The report Technology liberates the body: the medical technology of the future, the patients, and health care (Tekniken befriar kroppen - Framtidens medicinska teknik, patienterna och sjukvården) explains the recent developments in pharmaceutics and medical technology.
In the past we have had eras of mechanical, chemical and electronic medicine, dominated by particular relations between dominant technologies, health care systems and the patient-physician relationship. We are now entering an era of information and biotech medicine where new opportunities appear.
Information medicine holds the potential for a distributed, international health care market as well as potentially bringing much diagnosis and treatment into the home or to local care. Cheap, distributed sensors enable widespread health monitoring and diagnosis – including the self-diagnosis of many patients, undermining diagnostic monopolies and supporting a move from a client role of the patient to a demanding customer role. New imaging technologies enable both more thorough examinations of patients at hospitals, potentially shortening the diagnostic chain and improving the treatment but also changing the traditional workflow.
The biotechnological revolution enables new forms of pharmacology, both the use of genetic screening to find the best medication for a patient and radical new treatments affecting particular bodily systems. Many previously serious illnesses are becoming chronic diseases. In an ageing population with many chronic diseases preventative medicine becomes emphasized, but the new advances allow forms of prevention that amplifies normal performance. This often blurs the borders between palliative, curative, preventative and enhancing medicine. At the same time regenerative medicine promises cures for many infirmities, but requires new levels of integration between the medical professions, biotechnologists, nanotechnologists and materials scientists.
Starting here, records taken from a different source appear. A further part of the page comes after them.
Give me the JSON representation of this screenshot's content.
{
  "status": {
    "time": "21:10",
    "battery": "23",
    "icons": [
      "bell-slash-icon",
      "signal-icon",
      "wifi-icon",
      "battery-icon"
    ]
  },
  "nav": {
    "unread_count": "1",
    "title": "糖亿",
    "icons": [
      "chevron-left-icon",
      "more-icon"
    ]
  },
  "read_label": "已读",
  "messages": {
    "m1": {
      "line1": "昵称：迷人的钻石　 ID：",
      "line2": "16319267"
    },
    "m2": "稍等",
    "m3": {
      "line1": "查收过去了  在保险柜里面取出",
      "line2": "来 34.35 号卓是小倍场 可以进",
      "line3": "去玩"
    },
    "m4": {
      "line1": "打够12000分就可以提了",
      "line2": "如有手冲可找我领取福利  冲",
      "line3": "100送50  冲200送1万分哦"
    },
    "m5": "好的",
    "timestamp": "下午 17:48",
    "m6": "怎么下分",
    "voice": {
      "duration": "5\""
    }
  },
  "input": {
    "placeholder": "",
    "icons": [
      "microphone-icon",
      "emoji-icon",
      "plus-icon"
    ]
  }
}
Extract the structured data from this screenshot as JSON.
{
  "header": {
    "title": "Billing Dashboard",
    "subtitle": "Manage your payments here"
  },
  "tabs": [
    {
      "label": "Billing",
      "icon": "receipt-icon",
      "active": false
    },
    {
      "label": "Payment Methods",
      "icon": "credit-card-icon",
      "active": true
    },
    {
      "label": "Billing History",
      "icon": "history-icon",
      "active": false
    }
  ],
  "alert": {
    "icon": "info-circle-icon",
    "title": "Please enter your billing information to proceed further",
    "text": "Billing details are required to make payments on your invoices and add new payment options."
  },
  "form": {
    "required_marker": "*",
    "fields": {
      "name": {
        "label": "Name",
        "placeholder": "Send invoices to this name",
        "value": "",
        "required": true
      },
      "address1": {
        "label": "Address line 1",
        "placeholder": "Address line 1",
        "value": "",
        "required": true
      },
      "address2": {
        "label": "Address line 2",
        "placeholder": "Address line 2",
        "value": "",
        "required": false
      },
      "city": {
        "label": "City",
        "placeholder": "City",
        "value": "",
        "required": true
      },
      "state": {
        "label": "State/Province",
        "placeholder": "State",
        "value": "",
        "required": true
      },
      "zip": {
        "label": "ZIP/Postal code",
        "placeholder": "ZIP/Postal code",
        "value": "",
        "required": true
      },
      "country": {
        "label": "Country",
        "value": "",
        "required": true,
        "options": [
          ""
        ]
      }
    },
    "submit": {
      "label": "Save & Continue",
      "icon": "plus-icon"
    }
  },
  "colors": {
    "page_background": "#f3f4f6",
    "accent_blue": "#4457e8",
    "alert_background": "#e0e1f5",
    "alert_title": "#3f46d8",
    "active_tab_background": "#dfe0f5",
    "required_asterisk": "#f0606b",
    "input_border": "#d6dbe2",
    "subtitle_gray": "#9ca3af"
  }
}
As medicine and the concept of health become more individualized, both due to patient demands, the individualization of diagnosis and treatment thanks to pharmacogenomics, sensors and imaging, the old centralized “one-size-fits-all” health care is being challenged. Whether the hospital of the future is a campus of hi-tech clinics or a network within an distributed health care ecology, it is clear that it will not be very like the current hospital system – assuming political, organizational and economical pressures are not sufficient to prevent the adaptation of the new technologies being researched. The irony is that while health care is a tremendous boon to both individuals and to society at large, only the costs are visible to the planners.